Sa réaction m’a fait sourire : une demi-heure plus tôt, il expliquait que le site était central dans sa stratégie. Il a répondu qu’il allait devoir digérer l’information. Ce qui ne changera pas, nous étions d’accord : il faudra toujours montrer ce qu’on sait faire, et il restera toujours une histoire de marque. La question que je pose à tout le monde reste la meilleure : si demain il n’y a plus ChatGPT, plus Gemini, plus rien de tout ça, il reste quoi de vous ?

Ce que j’en retiens pour une entreprise locale

Le SEO local n’a pas encore été bouleversé par les Aperçus IA autant que le reste du web. Sur les requêtes service plus ville, le pack local classique tient toujours, ce qui laisse une fenêtre. Elle ne restera pas ouverte éternellement.

Trois choses à faire pendant qu’elle l’est. Remplissez complètement votre fiche Google et rendez-la vivante, avec des photos et des avis qui arrivent régulièrement plutôt qu’une vague de vingt avis en un mois. Alignez votre site sur cette fiche, à la virgule près, puis élargissez avec des pages ville et des pages chantier détaillées, prix compris. Et allez chercher des mentions autour de chez vous, dans votre tissu local, plutôt que des liens génériques achetés à l’autre bout du pays.

Si vous voulez creuser de mon côté, la page sur le SEO local détaille la méthode côté prestation, le GEO local traite précisément de la citation d’une entreprise de proximité par les moteurs génératifs, et la page sur le GEO pose les définitions. Sur le débat du mot lui-même, nous étions alignés : le terme GEO reste du marketing, la réalité derrière reste du SEO, et il faut quand même employer le mot parce que le marché l’a adopté.
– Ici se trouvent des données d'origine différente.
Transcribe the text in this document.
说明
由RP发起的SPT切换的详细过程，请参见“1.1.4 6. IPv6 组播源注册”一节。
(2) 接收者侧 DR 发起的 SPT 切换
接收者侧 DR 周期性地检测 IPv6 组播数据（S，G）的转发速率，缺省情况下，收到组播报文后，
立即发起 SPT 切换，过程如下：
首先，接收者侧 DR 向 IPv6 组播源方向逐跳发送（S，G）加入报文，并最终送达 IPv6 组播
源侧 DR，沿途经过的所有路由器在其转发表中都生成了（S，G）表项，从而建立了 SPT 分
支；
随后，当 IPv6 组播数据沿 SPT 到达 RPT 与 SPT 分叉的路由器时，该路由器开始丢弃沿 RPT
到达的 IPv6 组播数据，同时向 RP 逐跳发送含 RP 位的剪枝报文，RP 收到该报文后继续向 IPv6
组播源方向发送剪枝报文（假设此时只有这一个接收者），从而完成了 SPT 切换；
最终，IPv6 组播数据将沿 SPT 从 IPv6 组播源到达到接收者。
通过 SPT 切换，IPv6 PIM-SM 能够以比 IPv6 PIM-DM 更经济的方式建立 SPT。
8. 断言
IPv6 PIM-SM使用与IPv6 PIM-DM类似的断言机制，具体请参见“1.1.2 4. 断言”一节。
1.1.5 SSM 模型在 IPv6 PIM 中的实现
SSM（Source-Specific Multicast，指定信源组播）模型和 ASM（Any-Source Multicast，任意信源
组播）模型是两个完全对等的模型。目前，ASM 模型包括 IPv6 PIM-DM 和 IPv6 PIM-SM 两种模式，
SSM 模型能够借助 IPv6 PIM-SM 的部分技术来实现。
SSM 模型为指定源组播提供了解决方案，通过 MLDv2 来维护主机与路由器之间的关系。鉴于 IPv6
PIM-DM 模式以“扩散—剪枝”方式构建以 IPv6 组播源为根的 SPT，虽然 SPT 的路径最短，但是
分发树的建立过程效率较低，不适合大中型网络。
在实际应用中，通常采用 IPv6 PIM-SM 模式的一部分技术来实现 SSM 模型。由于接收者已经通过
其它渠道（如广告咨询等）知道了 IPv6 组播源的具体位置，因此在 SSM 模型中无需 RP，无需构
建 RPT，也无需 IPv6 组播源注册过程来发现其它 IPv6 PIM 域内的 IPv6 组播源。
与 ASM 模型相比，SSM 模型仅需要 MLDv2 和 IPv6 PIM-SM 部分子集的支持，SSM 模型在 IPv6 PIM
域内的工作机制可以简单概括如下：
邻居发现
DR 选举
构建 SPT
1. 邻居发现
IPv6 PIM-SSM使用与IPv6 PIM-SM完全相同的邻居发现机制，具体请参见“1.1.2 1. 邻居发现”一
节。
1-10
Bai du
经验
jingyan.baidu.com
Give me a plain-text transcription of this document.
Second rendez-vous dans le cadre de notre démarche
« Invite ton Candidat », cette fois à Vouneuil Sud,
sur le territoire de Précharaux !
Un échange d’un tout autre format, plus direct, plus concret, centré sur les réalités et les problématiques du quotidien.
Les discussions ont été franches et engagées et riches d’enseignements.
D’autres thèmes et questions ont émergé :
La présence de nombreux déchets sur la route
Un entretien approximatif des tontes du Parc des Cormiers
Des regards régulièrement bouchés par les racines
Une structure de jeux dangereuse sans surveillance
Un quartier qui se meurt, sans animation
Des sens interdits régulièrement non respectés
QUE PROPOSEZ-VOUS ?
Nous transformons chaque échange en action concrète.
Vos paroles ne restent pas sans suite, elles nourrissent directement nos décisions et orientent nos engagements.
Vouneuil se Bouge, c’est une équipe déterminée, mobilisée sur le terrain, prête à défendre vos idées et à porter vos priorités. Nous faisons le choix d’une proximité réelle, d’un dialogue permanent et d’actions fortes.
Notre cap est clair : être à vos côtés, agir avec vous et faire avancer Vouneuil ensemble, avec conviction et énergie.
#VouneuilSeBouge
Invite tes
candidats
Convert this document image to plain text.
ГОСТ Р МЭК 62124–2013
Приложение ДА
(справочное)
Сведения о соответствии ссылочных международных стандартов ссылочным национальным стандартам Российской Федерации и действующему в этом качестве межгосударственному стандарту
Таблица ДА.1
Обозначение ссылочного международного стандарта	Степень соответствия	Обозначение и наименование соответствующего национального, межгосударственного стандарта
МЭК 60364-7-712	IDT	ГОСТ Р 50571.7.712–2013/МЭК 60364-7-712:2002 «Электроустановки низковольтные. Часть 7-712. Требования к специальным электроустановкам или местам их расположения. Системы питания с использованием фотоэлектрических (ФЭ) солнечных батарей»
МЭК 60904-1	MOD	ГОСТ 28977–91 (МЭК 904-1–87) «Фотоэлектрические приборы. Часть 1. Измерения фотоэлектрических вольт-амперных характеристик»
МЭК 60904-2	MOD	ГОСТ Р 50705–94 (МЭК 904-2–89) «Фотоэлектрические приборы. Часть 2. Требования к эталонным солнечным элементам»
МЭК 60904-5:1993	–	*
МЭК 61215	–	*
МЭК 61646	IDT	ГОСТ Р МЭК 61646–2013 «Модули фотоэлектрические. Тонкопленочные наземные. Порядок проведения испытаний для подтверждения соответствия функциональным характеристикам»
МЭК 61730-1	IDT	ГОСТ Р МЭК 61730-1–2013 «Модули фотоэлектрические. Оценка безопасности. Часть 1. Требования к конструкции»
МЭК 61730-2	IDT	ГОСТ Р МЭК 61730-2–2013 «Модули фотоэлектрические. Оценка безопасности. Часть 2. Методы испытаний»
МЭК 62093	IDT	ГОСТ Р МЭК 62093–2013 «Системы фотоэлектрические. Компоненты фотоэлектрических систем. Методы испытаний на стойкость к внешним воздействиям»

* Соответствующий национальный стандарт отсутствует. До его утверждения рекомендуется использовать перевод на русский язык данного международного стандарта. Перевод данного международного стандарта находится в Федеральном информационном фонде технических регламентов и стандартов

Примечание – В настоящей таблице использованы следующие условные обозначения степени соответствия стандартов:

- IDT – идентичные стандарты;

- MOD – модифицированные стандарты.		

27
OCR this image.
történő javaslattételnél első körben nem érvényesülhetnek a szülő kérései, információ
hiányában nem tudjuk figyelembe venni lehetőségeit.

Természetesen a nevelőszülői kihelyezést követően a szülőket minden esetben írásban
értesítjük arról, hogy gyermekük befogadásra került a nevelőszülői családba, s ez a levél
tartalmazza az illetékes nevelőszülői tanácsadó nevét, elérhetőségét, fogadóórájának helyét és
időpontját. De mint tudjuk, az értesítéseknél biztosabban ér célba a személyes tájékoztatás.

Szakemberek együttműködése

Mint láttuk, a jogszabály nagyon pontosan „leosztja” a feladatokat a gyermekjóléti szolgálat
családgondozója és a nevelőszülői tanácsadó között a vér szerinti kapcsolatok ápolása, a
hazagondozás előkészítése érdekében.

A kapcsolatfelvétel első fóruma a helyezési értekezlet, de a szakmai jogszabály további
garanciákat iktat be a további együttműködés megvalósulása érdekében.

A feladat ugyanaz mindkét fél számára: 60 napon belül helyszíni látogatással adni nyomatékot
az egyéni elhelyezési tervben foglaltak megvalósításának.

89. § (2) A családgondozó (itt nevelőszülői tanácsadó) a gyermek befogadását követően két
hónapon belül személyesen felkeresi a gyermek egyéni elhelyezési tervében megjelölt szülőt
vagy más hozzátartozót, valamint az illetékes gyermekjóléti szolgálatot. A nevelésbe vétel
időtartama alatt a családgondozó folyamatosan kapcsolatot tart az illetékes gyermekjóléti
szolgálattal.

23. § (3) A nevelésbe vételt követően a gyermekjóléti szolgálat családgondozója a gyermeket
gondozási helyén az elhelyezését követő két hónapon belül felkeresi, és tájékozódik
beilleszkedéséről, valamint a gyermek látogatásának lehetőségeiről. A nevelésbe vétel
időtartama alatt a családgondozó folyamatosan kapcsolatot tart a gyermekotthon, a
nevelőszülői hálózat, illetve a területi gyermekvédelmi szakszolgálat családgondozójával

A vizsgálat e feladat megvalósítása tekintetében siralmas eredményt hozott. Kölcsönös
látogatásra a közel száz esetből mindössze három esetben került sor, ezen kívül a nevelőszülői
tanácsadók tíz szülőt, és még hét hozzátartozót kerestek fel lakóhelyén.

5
Le podcast, et pourquoi ces échanges valent une heure

C’était le premier live d’Alexandre Théron, et je trouve que ça ne s’est pas entendu. Ce format est ce que je fais depuis le début : du direct, avec les questions du chat qui tombent en cours de route et des réponses qu’on n’a pas préparées. On y apprend des choses qu’aucun article ne donne, y compris quand l’invité reconnaît en direct qu’il n’a pas la réponse.

Les épisodes précédents sont dans le même esprit : Bilkher Diakhaté sur le fait de vivre libre grâce au SEO, Nelly Kempf sur la marque citée par les IA, Sarah El Gharbi sur les moteurs de réponse et Elliott Bobiet sur les coulisses du SEO & GEO Summit. Les prochains sont annoncés sur la page des lives, et les replays sont regroupés dans mes vidéos.

Merci à Alexandre d’avoir accepté d’ouvrir le bal de ses podcasts ici. Vous le retrouverez sur sa chaîne YouTube, sur LinkedIn, et sur le site de son agence SEO local, SEO Supernova. Il repart avec mon livre à lire, je repars avec une méthode locale à tester sur mes propres pages ville.